Pas facile de leur échapper lorsqu’on est journaliste à Challenges. Ni de les ignorer lorsqu’on est un lecteur assidu de l’actualité économique. Une nouvelle génération de directeurs de la communication a fait son apparition dans les entreprises de la sphère publique, de BPIFrance à la SNCF en passant par Air France-KLM et Areva. Fort de 255 heures d’entretiens avec 170 journalistes français et étrangers, une étude (1) menée par le cabinet VcomV, fondé par Vincent de la Vaissière, passe au crible les méthodes et les personnalités de ces communicants quadras et redoutablement dynamiques.

Quelles sont les caractéristiques de ces directeurs de la communication des entreprises de la sphère publique ?

Ils sont jeunes : Benjamin Perret (Aéroports de Paris) a 36 ans, Julien Villeret (EDF) 40 ans, Jean-Charles Tréhan (Air France-KLM) 41 ans et Charles Hufnagel (ex-Areva) 42 ans… Ils ont fait du cabinet ministériel : Boulay à l’Agriculture, Hufnagel à la Défense et aux Affaires Etrangères, Perret et Tréhan au Budget. Mais le fait nouveau, c’est qu’ils ont passé beaucoup de temps dans les agences de communication avant même de devenir Dircom : 12 ans pour Wood, chez W & Cie ; 11 ans pour Boulay (Tilder, TBWA Corporate et Vae Solis) ; 8 ans pour Villeret chez I & E au contact de Jean-Pierre Beaudoin ou 6 ans pour Perret chez Havas avec Fouks et Sananes puis chez Ogilvy avec Lorraine d’Huart.

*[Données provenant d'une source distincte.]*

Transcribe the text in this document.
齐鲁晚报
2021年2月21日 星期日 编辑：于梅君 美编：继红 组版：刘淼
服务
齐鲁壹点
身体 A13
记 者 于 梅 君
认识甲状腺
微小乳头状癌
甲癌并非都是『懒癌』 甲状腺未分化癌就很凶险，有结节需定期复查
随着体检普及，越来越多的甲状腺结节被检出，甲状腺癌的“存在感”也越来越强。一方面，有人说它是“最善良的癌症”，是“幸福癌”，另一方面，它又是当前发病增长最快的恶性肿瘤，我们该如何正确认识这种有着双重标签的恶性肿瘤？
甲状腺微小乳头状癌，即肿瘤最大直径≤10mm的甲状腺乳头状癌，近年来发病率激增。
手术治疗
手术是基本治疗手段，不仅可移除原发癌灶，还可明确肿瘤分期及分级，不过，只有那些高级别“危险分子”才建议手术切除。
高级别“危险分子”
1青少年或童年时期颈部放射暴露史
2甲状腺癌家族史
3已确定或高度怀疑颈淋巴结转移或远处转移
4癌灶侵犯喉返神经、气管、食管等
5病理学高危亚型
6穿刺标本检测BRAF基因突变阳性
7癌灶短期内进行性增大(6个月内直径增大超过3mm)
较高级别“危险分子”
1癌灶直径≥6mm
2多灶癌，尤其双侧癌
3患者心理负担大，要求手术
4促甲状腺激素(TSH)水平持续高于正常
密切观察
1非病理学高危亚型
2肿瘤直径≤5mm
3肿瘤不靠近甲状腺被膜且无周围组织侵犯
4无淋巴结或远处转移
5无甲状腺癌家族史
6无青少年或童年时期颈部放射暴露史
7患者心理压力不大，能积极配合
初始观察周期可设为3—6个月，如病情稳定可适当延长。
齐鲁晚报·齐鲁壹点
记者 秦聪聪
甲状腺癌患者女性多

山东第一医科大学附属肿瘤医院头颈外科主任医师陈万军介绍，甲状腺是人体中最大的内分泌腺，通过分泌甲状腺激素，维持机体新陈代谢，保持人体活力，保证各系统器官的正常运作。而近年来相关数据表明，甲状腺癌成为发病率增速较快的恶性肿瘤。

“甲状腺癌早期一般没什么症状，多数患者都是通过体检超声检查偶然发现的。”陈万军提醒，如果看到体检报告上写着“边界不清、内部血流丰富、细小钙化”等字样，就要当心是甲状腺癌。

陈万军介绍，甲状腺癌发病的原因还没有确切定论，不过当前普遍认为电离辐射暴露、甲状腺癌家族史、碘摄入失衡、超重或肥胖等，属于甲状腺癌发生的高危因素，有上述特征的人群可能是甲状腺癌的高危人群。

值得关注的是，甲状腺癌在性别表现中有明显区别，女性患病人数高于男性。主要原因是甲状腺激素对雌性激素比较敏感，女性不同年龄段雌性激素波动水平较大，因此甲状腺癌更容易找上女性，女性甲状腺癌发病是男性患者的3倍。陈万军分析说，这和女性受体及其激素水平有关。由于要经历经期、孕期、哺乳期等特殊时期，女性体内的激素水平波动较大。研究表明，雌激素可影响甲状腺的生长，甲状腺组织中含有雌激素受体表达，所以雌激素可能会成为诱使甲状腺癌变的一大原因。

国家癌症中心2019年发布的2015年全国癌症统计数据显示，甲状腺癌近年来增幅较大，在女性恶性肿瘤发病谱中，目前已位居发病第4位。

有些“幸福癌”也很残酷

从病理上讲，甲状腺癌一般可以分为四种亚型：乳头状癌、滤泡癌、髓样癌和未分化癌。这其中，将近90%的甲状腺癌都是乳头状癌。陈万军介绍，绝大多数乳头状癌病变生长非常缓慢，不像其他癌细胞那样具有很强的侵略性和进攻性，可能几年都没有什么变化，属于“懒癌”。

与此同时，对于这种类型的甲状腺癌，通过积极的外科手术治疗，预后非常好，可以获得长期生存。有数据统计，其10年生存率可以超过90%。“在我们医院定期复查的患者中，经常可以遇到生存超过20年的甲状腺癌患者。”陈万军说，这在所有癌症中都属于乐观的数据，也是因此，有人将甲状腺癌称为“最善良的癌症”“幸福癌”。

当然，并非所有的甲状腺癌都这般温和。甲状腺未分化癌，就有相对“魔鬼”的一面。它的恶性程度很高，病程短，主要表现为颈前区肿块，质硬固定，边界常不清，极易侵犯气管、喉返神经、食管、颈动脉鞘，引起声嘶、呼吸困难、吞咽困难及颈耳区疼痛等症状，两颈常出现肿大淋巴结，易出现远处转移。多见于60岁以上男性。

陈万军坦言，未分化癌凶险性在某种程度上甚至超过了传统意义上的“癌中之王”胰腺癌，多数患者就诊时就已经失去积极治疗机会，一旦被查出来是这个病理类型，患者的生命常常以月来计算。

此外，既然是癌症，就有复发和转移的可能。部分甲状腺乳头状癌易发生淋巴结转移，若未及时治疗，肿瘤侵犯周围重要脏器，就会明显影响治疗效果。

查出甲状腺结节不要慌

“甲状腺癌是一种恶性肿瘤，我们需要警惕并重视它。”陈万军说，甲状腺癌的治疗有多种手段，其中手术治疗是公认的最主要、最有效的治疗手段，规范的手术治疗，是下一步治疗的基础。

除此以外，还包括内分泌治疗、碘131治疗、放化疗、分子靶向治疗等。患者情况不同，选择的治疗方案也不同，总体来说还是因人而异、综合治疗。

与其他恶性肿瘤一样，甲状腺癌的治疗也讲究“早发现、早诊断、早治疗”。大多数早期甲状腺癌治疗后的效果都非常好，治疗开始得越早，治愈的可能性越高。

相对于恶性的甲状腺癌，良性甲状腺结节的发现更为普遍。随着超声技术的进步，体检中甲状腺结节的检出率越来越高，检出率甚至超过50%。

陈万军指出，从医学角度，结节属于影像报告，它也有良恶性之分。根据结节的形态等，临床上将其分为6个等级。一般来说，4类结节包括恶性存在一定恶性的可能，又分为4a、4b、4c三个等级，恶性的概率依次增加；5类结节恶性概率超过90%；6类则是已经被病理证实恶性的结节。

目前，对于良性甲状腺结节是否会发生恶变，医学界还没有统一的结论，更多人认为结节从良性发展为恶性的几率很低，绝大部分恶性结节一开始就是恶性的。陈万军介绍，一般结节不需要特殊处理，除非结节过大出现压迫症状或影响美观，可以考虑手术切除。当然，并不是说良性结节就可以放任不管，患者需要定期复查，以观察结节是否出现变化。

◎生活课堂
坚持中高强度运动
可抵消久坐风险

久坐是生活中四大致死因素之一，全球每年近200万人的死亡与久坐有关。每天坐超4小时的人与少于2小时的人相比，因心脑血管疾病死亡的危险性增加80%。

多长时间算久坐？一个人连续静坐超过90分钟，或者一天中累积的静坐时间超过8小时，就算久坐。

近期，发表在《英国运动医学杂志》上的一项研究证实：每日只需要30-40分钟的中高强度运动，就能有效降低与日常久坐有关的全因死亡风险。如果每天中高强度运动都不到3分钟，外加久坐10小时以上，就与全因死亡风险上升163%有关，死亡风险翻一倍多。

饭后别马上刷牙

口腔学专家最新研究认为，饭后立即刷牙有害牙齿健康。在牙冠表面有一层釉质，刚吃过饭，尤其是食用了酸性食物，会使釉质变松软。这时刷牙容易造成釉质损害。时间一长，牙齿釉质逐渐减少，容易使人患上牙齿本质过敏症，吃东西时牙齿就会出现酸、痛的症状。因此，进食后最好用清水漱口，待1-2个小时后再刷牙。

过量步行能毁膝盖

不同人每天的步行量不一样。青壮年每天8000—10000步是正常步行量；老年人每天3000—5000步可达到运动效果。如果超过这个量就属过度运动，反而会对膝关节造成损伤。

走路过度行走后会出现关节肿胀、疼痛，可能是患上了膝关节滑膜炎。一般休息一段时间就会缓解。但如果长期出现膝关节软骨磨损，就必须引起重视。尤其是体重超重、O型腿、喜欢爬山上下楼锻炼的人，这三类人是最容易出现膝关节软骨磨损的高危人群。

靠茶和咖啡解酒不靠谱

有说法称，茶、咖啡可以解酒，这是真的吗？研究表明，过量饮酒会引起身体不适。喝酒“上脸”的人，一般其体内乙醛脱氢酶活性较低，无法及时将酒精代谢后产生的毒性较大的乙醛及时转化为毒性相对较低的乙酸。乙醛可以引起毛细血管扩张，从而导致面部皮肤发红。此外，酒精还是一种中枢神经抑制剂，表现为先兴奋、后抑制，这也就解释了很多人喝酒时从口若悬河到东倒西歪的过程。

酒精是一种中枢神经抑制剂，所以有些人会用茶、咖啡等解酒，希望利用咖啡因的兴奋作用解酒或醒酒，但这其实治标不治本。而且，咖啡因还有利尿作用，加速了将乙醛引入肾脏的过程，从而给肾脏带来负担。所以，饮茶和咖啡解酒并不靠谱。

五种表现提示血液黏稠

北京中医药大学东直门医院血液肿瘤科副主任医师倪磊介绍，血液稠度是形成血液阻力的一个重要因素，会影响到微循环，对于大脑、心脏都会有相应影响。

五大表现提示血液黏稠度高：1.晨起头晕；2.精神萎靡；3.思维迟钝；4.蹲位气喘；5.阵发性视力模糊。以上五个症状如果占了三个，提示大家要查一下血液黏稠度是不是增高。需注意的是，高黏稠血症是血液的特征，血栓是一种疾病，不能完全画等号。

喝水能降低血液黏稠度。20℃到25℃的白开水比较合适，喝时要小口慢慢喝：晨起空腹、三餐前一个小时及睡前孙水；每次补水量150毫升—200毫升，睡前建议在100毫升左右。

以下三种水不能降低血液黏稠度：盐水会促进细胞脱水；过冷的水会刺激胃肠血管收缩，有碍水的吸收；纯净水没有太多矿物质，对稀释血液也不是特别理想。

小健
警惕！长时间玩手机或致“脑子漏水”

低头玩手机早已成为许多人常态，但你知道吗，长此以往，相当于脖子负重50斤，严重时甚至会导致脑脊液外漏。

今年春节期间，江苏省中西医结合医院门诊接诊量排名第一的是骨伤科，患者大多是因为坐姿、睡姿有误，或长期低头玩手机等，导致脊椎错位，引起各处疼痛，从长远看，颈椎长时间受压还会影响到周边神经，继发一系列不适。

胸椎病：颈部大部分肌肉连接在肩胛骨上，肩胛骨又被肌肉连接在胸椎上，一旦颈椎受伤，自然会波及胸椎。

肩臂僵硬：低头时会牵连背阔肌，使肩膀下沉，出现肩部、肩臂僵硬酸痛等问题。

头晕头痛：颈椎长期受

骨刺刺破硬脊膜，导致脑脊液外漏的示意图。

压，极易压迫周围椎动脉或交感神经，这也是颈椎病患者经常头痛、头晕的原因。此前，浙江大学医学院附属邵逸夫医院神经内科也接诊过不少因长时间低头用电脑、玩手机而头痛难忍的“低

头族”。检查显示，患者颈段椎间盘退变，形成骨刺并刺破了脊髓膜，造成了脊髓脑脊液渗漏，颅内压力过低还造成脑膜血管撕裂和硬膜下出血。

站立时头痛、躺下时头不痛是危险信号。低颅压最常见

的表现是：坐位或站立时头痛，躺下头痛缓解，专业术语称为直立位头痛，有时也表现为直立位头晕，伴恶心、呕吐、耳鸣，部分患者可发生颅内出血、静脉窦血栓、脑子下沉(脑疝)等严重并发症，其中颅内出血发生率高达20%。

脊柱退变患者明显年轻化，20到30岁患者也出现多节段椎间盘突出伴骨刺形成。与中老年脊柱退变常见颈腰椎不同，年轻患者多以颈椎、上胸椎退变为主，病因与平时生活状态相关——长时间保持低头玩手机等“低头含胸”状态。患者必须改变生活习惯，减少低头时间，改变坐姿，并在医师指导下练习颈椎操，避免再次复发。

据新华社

Cette expérience d’agence les a durcis et endurcis : Benjamin Perret a ainsi vu l’agence « comme une classe prépa » car c’est l’apprentissage d’une lourde charge de travail requérant agilité intellectuelle et capacité d’anticipation. C’est aussi une bonne façon d’apprendre à donner du sens à l’action et à faire du « storytelling »…

Qu’est-ce que ce parcours induit dans leur mode de fonctionnement ?

Ils travaillent dans le secteur public tout en fonctionnant comme des Dircom du privé. Ils viennent d’ailleurs du privé (Sodexo pour Chambin et Trehan, Lyonnaise des Eaux et AXA pour Piednoël, SFR pour Villeret…) dont ils s’efforcent d’appliquer au public les bonnes recettes. A savoir : une approche collaborative faite d’ouverture et de transparence. Ce sont fondamentalement des ouvreurs et des facilitateurs. Ils ont la réputation de faire circuler l’information au plus juste et au plus large. Avec eux, il n’y a pas de « blackout » de l’information ; il y a des explications à tout car rien n’est pire que de se taire surtout en période de crise…

Comment leur expérience se traduit-elle sur leur façon de communiquer ?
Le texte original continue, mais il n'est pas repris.